Perimeter Defending Must Improve
Those issues were showcased perfectly on Wednesday, when the Thunder hit 16 of their 27 three-point attempts (59.3 percent).
Sure, part of that can be attributed to Durant's ridiculously hot, borderline-unguardable stroke, but he wasn't the only Thunder player who hurt Miami from downtown. Derek Fisher, connecting on 36.4 percent of his three-point attempts this year, was a perfect 5-of-5 beyond the arc. Jeremy Lamb, also at 36.4 percent, was 4-of-6.
In the video below, you'll notice particularly in the last minute-and-a-half or so that the defense, especially James, really sagged off around the arc, allowing for easy looks from deep.
One would think the Heat would be solid at defending the three, with their lack of rebounding prowess, but that's not the case. Even so, perimeter defense isn't as big of an issue as it seems because, while the Heat's aggressiveness might hurt them at times, three-point defense requires additional effort generally reserved for the playoffs.
The Non-Big Three Players Must Step Up
The Heat shot 51.4 percent from the floor, but that doesn't tell the whole tale. James, Dwyane Wade and Chris Bosh combined to go 26-of-46 (.565) for 67 points, while everyone else was 11-of-26 (.423) for 28 points. The latter shooting percentage isn't terrible by any means, but when you take away Chris Andersen's 4-of-5 performance, the number plummets to .333.
The point is that the Big Three seem like they have to carry the team more than ever this year, which is terrible timing because Wade's fragile knees aren't in the best condition to help in that regard.
What is the Heat's biggest concern?
That means factors like Ray Allen's 34.2 three-point percentage and Mario Chalmers' lackluster 14.99 PER must improve. It probably wouldn't hurt to give Michael Beasley more than 16.2 minutes per game either, especially because of his career-high 14.4 rebound rate (percentage of missed shots that a player rebounds).
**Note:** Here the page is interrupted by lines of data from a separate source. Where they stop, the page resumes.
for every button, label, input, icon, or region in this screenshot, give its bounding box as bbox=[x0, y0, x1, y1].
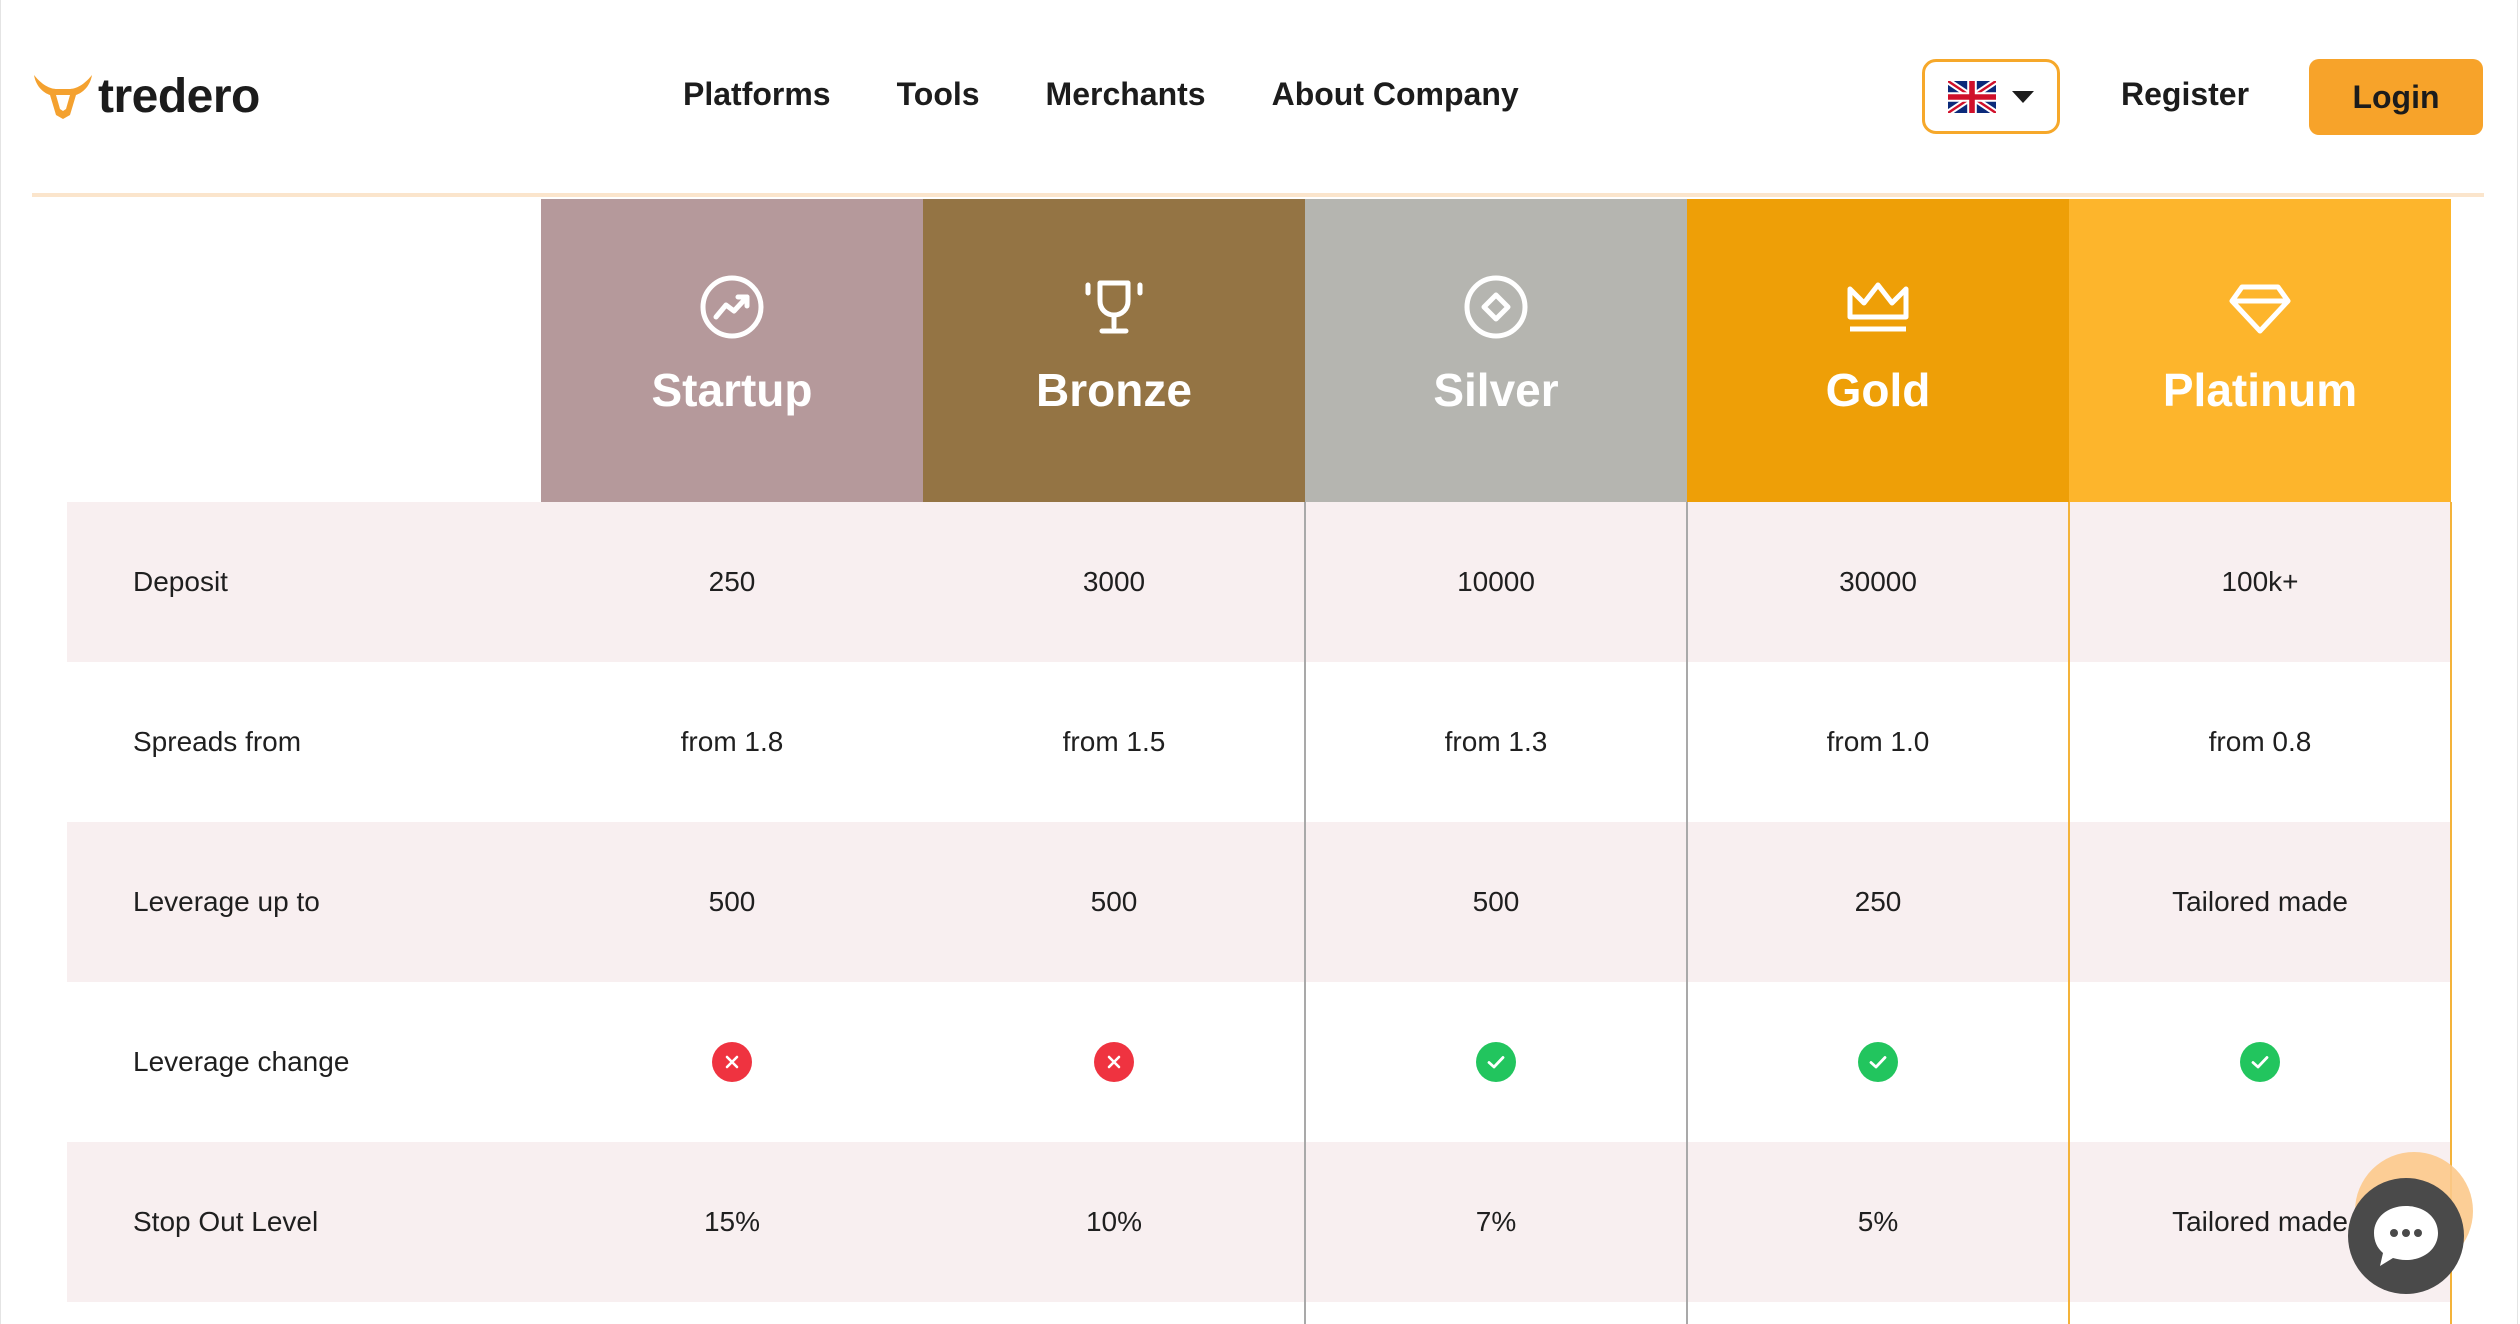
table-cell: from 1.8 bbox=[680, 726, 784, 757]
cross-icon bbox=[712, 1042, 752, 1082]
row-label: Stop Out Level bbox=[133, 1206, 319, 1237]
table-row-spreads: Spreads from from 1.8 from 1.5 from 1.3 … bbox=[67, 662, 2450, 822]
row-label: Leverage up to bbox=[133, 886, 320, 917]
table-cell: from 1.0 bbox=[1826, 726, 1930, 757]
row-label: Spreads from bbox=[133, 726, 302, 757]
bull-logo-icon bbox=[34, 75, 92, 119]
register-link[interactable]: Register bbox=[2121, 76, 2250, 112]
table-cell: 500 bbox=[1090, 886, 1138, 917]
table-cell: 15% bbox=[703, 1206, 761, 1237]
table-cell: 3000 bbox=[1082, 566, 1146, 597]
trending-up-icon bbox=[700, 275, 764, 339]
column-divider bbox=[1686, 502, 1688, 1324]
plan-header-silver: Silver bbox=[1305, 199, 1687, 502]
plan-name: Bronze bbox=[1036, 364, 1192, 416]
plan-name: Startup bbox=[651, 364, 813, 416]
table-row-stop-out: Stop Out Level 15% 10% 7% 5% Tailored ma… bbox=[67, 1142, 2450, 1302]
table-cell: 7% bbox=[1475, 1206, 1517, 1237]
crown-icon bbox=[1847, 282, 1909, 332]
chat-bubble-icon bbox=[2374, 1206, 2438, 1266]
uk-flag-icon bbox=[1948, 80, 1996, 113]
table-cell: 30000 bbox=[1839, 566, 1917, 597]
table-cell: 100k+ bbox=[2221, 566, 2299, 597]
nav-platforms[interactable]: Platforms bbox=[683, 76, 831, 112]
plan-name: Platinum bbox=[2162, 364, 2358, 416]
brand-name: tredero bbox=[98, 69, 260, 123]
plan-name: Silver bbox=[1433, 364, 1559, 416]
table-row-deposit: Deposit 250 3000 10000 30000 100k+ bbox=[67, 502, 2450, 662]
table-cell: 10000 bbox=[1457, 566, 1535, 597]
plan-name: Gold bbox=[1825, 364, 1931, 416]
table-cell: 250 bbox=[1854, 886, 1902, 917]
cross-icon bbox=[1094, 1042, 1134, 1082]
site-header: tredero Platforms Tools Merchants About … bbox=[0, 0, 2520, 195]
main-nav: Platforms Tools Merchants About Company bbox=[683, 76, 1585, 113]
table-cell bbox=[1687, 982, 2069, 1142]
table-cell: Tailored made bbox=[2172, 886, 2348, 917]
language-selector[interactable] bbox=[1922, 59, 2060, 134]
brand-logo[interactable]: tredero bbox=[32, 66, 260, 126]
diamond-circle-icon bbox=[1464, 275, 1528, 339]
table-cell: 5% bbox=[1857, 1206, 1899, 1237]
check-icon bbox=[1858, 1042, 1898, 1082]
gem-icon bbox=[2229, 284, 2291, 334]
column-divider bbox=[2068, 502, 2070, 1324]
table-row-leverage-change: Leverage change bbox=[67, 982, 2450, 1142]
table-cell: from 0.8 bbox=[2208, 726, 2312, 757]
nav-merchants[interactable]: Merchants bbox=[1045, 76, 1206, 112]
table-cell: 500 bbox=[1472, 886, 1520, 917]
table-cell: from 1.3 bbox=[1444, 726, 1548, 757]
plan-header-bronze: Bronze bbox=[923, 199, 1305, 502]
column-divider bbox=[2450, 502, 2452, 1324]
check-icon bbox=[2240, 1042, 2280, 1082]
chat-button[interactable] bbox=[2348, 1178, 2464, 1294]
table-cell: 10% bbox=[1085, 1206, 1143, 1237]
table-cell bbox=[2069, 982, 2451, 1142]
table-cell bbox=[541, 982, 923, 1142]
table-cell bbox=[923, 982, 1305, 1142]
table-cell: from 1.5 bbox=[1062, 726, 1166, 757]
plan-header-gold: Gold bbox=[1687, 199, 2069, 502]
table-cell: Tailored made bbox=[2172, 1206, 2348, 1237]
table-cell: 250 bbox=[708, 566, 756, 597]
nav-about-company[interactable]: About Company bbox=[1271, 76, 1519, 112]
nav-tools[interactable]: Tools bbox=[896, 76, 980, 112]
login-button[interactable]: Login bbox=[2309, 59, 2483, 135]
header-divider bbox=[32, 193, 2484, 197]
plan-header-platinum: Platinum bbox=[2069, 199, 2451, 502]
table-row-leverage: Leverage up to 500 500 500 250 Tailored … bbox=[67, 822, 2450, 982]
plan-header-startup: Startup bbox=[541, 199, 923, 502]
row-label: Deposit bbox=[133, 566, 228, 597]
row-label: Leverage change bbox=[133, 1046, 350, 1077]
table-cell bbox=[1305, 982, 1687, 1142]
table-cell: 500 bbox=[708, 886, 756, 917]
trophy-icon bbox=[1085, 280, 1143, 334]
column-divider bbox=[1304, 502, 1306, 1324]
chevron-down-icon bbox=[2012, 90, 2034, 103]
check-icon bbox=[1476, 1042, 1516, 1082]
However, there is a positive to all these negatives: the problems are very solvable. That's because the main issue is a lack of concentration. Indeed, the Heat suffer from serious lapses in focus on defense, and they turn the ball over far too often. Those are correctable issues, instead of simply a lack of ability. It's up to Erik Spoelstra and the rest of the coaching staff to get the most out of their players, especially come playoff time.
All statistics courtesy of ESPN unless otherwise noted.